Green Shepherd uses sheep to mow abandoned lots. Green Shepherd was created to combat trash piling up on empty lots. “When the weeds and grass are tall enough to hide trash, people start dumping on these lots. Our goal is to keep the grass mowed so this doesn’t happen,” Grimm said. One year old now, the Green Shepherd project currently has two sheep that contract with the city, mowing empty lots in Willard Park. “With six sheep we could keep the entire Willard Park mowed, with no outside contractors.”
Another initiative in progress is Green Streets, funded with a grant from the Indy Food Fund. The grant calls for three community gardens to feed fifty people. These community gardens will become farm training for local kids who need an outlet for their energy. “A lot of these kids have nothing to do,” says Grimm.
Excess food grown in these gardens will be sold or donated or both, something Grimm and Spicer have done for years using a golf cart for delivery. Partners in the Green Streets program include iRef, Global Peace Initiative, and the Efroymson Family Fund.
The most likely picket program to appear next is Green Art. “Community gardens usually have some art,” said Grimm, an installation artist who creates large outdoor sculptures. Other picket programs include Green Play — converting empty lots into mini-parks — and Green Architecture, working with volunteer architects to design new homes for abandoned lots.
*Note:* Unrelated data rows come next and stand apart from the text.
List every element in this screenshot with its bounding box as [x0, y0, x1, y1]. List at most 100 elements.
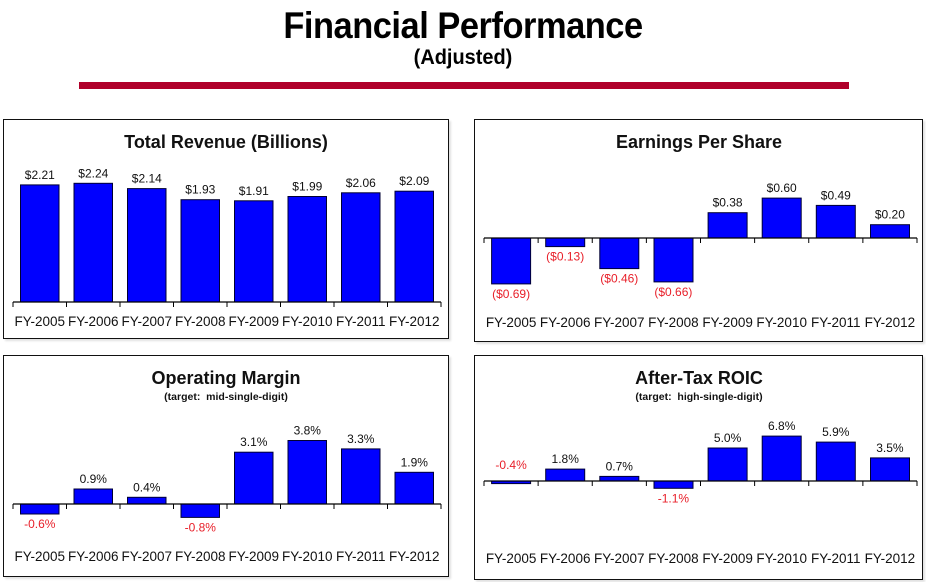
- category-label-roic-fy-2007: FY-2007: [594, 551, 645, 566]
- roic-chart-title: After-Tax ROIC: [635, 368, 763, 388]
- eps-chart-panel: Earnings Per Share ($0.69) FY-2005 ($0.13)…: [474, 119, 923, 342]
- value-label-revenue-fy-2012: $2.09: [399, 174, 429, 188]
- category-label-revenue-fy-2005: FY-2005: [15, 314, 66, 329]
- category-label-opm-fy-2008: FY-2008: [175, 549, 226, 564]
- bar-eps-fy-2005: [491, 237, 532, 285]
- value-label-revenue-fy-2008: $1.93: [185, 183, 215, 197]
- value-label-opm-fy-2011: 3.3%: [347, 432, 375, 446]
- category-label-revenue-fy-2012: FY-2012: [389, 314, 440, 329]
- bar-revenue-fy-2005: [20, 184, 60, 303]
- bar-eps-fy-2008: [653, 237, 694, 283]
- bar-revenue-fy-2007: [127, 188, 167, 303]
- category-label-revenue-fy-2011: FY-2011: [336, 314, 386, 329]
- category-label-eps-fy-2005: FY-2005: [486, 315, 537, 330]
- bar-opm-fy-2012: [394, 471, 434, 505]
- category-label-roic-fy-2010: FY-2010: [756, 551, 807, 566]
- category-label-eps-fy-2006: FY-2006: [540, 315, 591, 330]
- value-label-revenue-fy-2010: $1.99: [292, 180, 322, 194]
- category-label-roic-fy-2008: FY-2008: [648, 551, 699, 566]
- bar-revenue-fy-2006: [73, 182, 113, 303]
- value-label-roic-fy-2012: 3.5%: [876, 441, 904, 455]
- revenue-chart-panel: Total Revenue (Billions) $2.21 FY-2005 $2.…: [3, 119, 449, 339]
- value-label-eps-fy-2010: $0.60: [767, 181, 797, 195]
- bar-revenue-fy-2009: [234, 200, 274, 303]
- roic-chart-panel: After-Tax ROIC (target: high-single-digi…: [474, 355, 923, 580]
- operating-margin-chart-panel: Operating Margin (target: mid-single-dig…: [3, 355, 449, 577]
- value-label-roic-fy-2010: 6.8%: [768, 419, 796, 433]
- bar-eps-fy-2006: [545, 237, 586, 248]
- value-label-eps-fy-2008: ($0.66): [654, 285, 692, 299]
- value-label-eps-fy-2009: $0.38: [713, 196, 743, 210]
- category-label-roic-fy-2009: FY-2009: [702, 551, 753, 566]
- category-label-opm-fy-2005: FY-2005: [15, 549, 66, 564]
- bar-opm-fy-2009: [234, 451, 274, 505]
- value-label-revenue-fy-2011: $2.06: [346, 176, 376, 190]
- eps-chart-title: Earnings Per Share: [616, 132, 782, 152]
- value-label-opm-fy-2006: 0.9%: [80, 472, 108, 486]
- bar-eps-fy-2010: [761, 197, 802, 239]
- operating-margin-chart-subtitle: (target: mid-single-digit): [164, 391, 288, 403]
- value-label-opm-fy-2012: 1.9%: [401, 455, 429, 469]
- category-label-eps-fy-2012: FY-2012: [865, 315, 916, 330]
- bar-revenue-fy-2012: [394, 190, 434, 303]
- bar-roic-fy-2007: [599, 475, 640, 482]
- category-label-roic-fy-2005: FY-2005: [486, 551, 537, 566]
- value-label-revenue-fy-2009: $1.91: [239, 184, 269, 198]
- value-label-opm-fy-2005: -0.6%: [24, 517, 56, 531]
- bar-revenue-fy-2010: [287, 196, 327, 303]
- category-label-revenue-fy-2008: FY-2008: [175, 314, 226, 329]
- value-label-opm-fy-2010: 3.8%: [294, 424, 322, 438]
- category-label-eps-fy-2009: FY-2009: [702, 315, 753, 330]
- title-divider-rule: [79, 82, 849, 89]
- page-subtitle: (Adjusted): [413, 46, 513, 69]
- value-label-eps-fy-2005: ($0.69): [492, 287, 530, 301]
- roic-chart: After-Tax ROIC (target: high-single-digi…: [483, 368, 918, 566]
- value-label-roic-fy-2005: -0.4%: [495, 458, 527, 472]
- category-label-revenue-fy-2010: FY-2010: [282, 314, 333, 329]
- category-label-opm-fy-2012: FY-2012: [389, 549, 440, 564]
- category-label-opm-fy-2007: FY-2007: [122, 549, 173, 564]
- value-label-eps-fy-2007: ($0.46): [600, 272, 638, 286]
- bar-roic-fy-2008: [653, 480, 694, 489]
- bar-eps-fy-2012: [870, 224, 910, 239]
- category-label-eps-fy-2011: FY-2011: [811, 315, 861, 330]
- category-label-opm-fy-2006: FY-2006: [68, 549, 119, 564]
- bar-eps-fy-2011: [815, 204, 856, 239]
- page-title: Financial Performance: [283, 5, 643, 46]
- value-label-roic-fy-2006: 1.8%: [552, 452, 580, 466]
- revenue-chart-title: Total Revenue (Billions): [124, 132, 328, 152]
- bar-roic-fy-2010: [761, 435, 802, 482]
- value-label-roic-fy-2011: 5.9%: [822, 425, 850, 439]
- value-label-revenue-fy-2005: $2.21: [25, 168, 55, 182]
- eps-chart: Earnings Per Share ($0.69) FY-2005 ($0.13)…: [483, 132, 918, 330]
- bar-eps-fy-2007: [599, 237, 640, 270]
- bar-roic-fy-2006: [545, 468, 586, 482]
- value-label-opm-fy-2008: -0.8%: [185, 520, 217, 534]
- category-label-opm-fy-2011: FY-2011: [336, 549, 386, 564]
- value-label-roic-fy-2007: 0.7%: [606, 459, 634, 473]
- bar-revenue-fy-2011: [341, 192, 381, 303]
- bar-opm-fy-2011: [341, 448, 381, 505]
- operating-margin-chart-title: Operating Margin: [151, 368, 300, 388]
- value-label-revenue-fy-2007: $2.14: [132, 172, 162, 186]
- bar-roic-fy-2012: [870, 457, 910, 482]
- bar-opm-fy-2006: [73, 488, 113, 505]
- value-label-revenue-fy-2006: $2.24: [78, 166, 108, 180]
- category-label-revenue-fy-2009: FY-2009: [229, 314, 280, 329]
- category-label-revenue-fy-2006: FY-2006: [68, 314, 119, 329]
- category-label-roic-fy-2006: FY-2006: [540, 551, 591, 566]
- value-label-opm-fy-2009: 3.1%: [240, 435, 268, 449]
- bar-opm-fy-2008: [180, 503, 220, 518]
- category-label-opm-fy-2010: FY-2010: [282, 549, 333, 564]
- bar-roic-fy-2011: [815, 441, 856, 482]
- category-label-revenue-fy-2007: FY-2007: [122, 314, 173, 329]
- operating-margin-chart: Operating Margin (target: mid-single-dig…: [12, 368, 442, 564]
- value-label-eps-fy-2011: $0.49: [821, 188, 851, 202]
- value-label-eps-fy-2006: ($0.13): [546, 250, 584, 264]
- category-label-eps-fy-2007: FY-2007: [594, 315, 645, 330]
- value-label-opm-fy-2007: 0.4%: [133, 480, 161, 494]
- value-label-roic-fy-2009: 5.0%: [714, 431, 742, 445]
- value-label-eps-fy-2012: $0.20: [875, 208, 905, 222]
- bar-opm-fy-2007: [127, 496, 167, 505]
- category-label-roic-fy-2011: FY-2011: [811, 551, 861, 566]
Like all the pickets, Green Play and Green Architecture are tailored to Willard Park’s faults. “Current challenges in this neighborhood include slum lords, people who move in and don’t care, vacant lots, and crumbling infrastructure, such as sidewalks.” This reporter was shown one example of infrastructure: when homes are torn down, the heavy excavator that rips the house apart often destroys the sidewalk in front. This crumbled concrete is then left unless someone makes a stink. “We managed to get a sidewalk on Jefferson re-poured after the house was torn down.”
The history of Willard Park as a neighborhood? “We used to be part of the Holy Cross parish, but they kicked us out 10 years ago,” relayed Spicer. In 2007, a meeting occurred called the Near East Side Visioning Event when the ‘Willard Park of Holy Cross – Westminster Civic Alliance’ was incorporated to represent Willard Park residents. Spicer is currently president of the alliance. Over 15 ‘stakeholders’ — homeowners and local landlords in the Willard Park area — currently work with Spicer supporting the Green Picket Fences initiative.
“We refer to our 15 stakeholders as ‘Droers’ – Dreamers and doers,” says Grimm. Stakeholders seem to be working together monitoring the neighborhood. Grimm and Spicer are optimistic. “We want to define our neighborhood in a different way,” says Grimm.
Will Green Picket Fences succeed as a urban farming utopia? “In the beginning this was farmland. We are standing on top soil that runs two to three feet deep,” says Grimm. And now that exceptionally large lots exist with some homes selling for less than $10,000, maybe so.
Spicer says “The best way for interested folks to buy in this neighborhood is the tax surplus sale. You only have to wait a month before the title transfers.” Interested parties can also contact the Land Bank or view Land Bank properties at www.indylandbank.com/propertymap.shtml.